Ce que le Brettanomyces fait au vin
Brettanomyces bruxellensis, l'espèce la plus pertinente pour la vinification, métabolise des composés dans le vin pour produire des phénols volatils :
- 4-Éthylphénol (4-EP) — responsable des arômes de basse-cour, d'écurie et de médicament
- 4-Éthylguaiacol (4-EG) — crée des notes fumées, épicées et de clou de girofle
- Acide isovalérique — contribue des arômes de sueur et de fromage à fortes concentrations
À faibles niveaux, ces composés peuvent ajouter de la complexité et un sentiment de terroir.

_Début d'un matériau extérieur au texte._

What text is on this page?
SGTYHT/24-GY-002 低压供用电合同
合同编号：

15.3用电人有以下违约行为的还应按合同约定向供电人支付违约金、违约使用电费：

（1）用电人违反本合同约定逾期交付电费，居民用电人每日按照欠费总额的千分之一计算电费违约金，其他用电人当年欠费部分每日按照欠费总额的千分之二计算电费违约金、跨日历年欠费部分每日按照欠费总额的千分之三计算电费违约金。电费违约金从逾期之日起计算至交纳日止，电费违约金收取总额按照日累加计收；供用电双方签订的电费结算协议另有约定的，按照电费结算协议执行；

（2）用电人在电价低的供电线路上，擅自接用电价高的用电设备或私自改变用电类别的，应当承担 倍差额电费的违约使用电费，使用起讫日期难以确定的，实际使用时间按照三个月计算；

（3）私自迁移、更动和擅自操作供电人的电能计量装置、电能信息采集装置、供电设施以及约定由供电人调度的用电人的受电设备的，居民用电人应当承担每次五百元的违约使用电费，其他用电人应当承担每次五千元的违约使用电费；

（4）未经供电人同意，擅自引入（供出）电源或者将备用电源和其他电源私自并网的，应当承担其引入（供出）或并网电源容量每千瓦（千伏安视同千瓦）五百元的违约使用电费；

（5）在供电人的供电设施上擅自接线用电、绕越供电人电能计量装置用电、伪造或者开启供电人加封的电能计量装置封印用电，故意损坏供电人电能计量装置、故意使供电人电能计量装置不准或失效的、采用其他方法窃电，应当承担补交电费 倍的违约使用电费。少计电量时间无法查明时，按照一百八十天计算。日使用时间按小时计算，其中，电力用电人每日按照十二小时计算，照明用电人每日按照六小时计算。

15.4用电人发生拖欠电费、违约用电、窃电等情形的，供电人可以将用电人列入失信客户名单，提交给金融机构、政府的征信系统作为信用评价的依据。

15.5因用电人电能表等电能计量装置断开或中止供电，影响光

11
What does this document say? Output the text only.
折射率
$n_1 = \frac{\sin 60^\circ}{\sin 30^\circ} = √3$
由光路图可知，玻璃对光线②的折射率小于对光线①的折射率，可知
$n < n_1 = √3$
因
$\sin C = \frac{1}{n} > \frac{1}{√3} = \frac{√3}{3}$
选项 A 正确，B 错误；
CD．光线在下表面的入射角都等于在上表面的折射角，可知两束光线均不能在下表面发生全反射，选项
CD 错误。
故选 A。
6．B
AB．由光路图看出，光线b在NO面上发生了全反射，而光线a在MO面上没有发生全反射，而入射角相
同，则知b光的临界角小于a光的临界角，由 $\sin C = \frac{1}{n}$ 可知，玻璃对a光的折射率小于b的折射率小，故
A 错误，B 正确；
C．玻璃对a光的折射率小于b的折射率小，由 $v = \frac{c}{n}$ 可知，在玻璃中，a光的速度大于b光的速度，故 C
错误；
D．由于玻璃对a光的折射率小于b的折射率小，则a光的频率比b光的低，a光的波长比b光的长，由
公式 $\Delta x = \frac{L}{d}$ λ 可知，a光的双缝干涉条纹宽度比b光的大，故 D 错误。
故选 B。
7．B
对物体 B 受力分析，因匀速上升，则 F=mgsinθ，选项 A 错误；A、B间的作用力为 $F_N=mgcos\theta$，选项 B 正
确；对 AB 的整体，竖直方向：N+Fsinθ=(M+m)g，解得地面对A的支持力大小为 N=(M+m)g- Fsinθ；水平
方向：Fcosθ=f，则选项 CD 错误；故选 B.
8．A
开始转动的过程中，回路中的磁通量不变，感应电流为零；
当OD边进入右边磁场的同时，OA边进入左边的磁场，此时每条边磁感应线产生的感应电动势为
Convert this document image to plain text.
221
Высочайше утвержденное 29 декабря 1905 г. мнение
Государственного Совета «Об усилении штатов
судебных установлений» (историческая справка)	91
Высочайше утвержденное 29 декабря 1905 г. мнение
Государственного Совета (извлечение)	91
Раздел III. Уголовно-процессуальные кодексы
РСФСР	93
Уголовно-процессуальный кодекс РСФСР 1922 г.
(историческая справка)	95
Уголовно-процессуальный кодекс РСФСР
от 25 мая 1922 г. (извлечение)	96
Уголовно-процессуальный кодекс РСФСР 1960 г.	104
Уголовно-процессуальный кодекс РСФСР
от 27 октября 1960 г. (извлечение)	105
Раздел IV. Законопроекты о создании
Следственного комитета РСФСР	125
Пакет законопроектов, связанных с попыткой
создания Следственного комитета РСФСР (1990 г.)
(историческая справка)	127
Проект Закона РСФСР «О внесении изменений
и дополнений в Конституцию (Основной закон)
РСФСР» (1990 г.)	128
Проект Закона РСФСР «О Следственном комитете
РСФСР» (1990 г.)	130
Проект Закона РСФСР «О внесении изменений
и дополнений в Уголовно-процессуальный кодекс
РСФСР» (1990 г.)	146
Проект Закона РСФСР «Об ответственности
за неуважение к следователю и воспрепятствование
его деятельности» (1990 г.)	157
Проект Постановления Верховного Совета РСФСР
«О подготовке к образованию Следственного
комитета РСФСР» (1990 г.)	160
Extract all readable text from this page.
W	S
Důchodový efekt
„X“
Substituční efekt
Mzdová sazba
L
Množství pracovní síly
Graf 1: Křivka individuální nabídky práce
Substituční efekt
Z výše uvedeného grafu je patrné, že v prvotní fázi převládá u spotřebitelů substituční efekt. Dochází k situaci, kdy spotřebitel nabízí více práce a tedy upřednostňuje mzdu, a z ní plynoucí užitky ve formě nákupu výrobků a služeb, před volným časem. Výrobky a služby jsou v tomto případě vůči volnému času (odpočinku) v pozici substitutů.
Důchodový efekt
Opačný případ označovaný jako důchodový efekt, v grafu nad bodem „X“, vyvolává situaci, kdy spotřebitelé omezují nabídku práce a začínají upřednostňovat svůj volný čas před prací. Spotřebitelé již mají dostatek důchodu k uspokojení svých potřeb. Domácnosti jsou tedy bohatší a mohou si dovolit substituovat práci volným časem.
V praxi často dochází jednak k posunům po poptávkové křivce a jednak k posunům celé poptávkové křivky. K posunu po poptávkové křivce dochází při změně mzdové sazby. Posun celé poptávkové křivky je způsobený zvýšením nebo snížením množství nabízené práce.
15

À hauts niveaux, ils submergent le fruit et sont universellement considérés comme un défaut.
Où le Brett prospère
Brettanomyces vit dans l'environnement de la cave — dans les pores des fûts, sur les surfaces des équipements et dans l'air. Les facteurs de risque incluent les fûts usagés, les faibles teneurs en SO₂, les sucres résiduels, les températures de cave élevées et les vins rouges (plus sensibles que les blancs en raison de leur faible acidité et forte teneur en phénols).
Le grand débat du Brett
Les opinions sont partagées : la plupart des dégustateurs professionnels considèrent le Brett au-dessus du seuil de détection comme un défaut, tandis que certains producteurs traditionnels européens (Rhône méridional, Bourgogne, Bordeaux) tolèrent ou apprécient un faible niveau de Brett. Dans le vin naturel, il est parfois vu comme une expression authentique de la fermentation sauvage.
Prévention et contrôle
L'hygiène stricte est la principale défense : analyses régulières des fûts (PCR), sulfites appropriés, filtration stérile avant la mise en bouteille et remplacement des vieux fûts.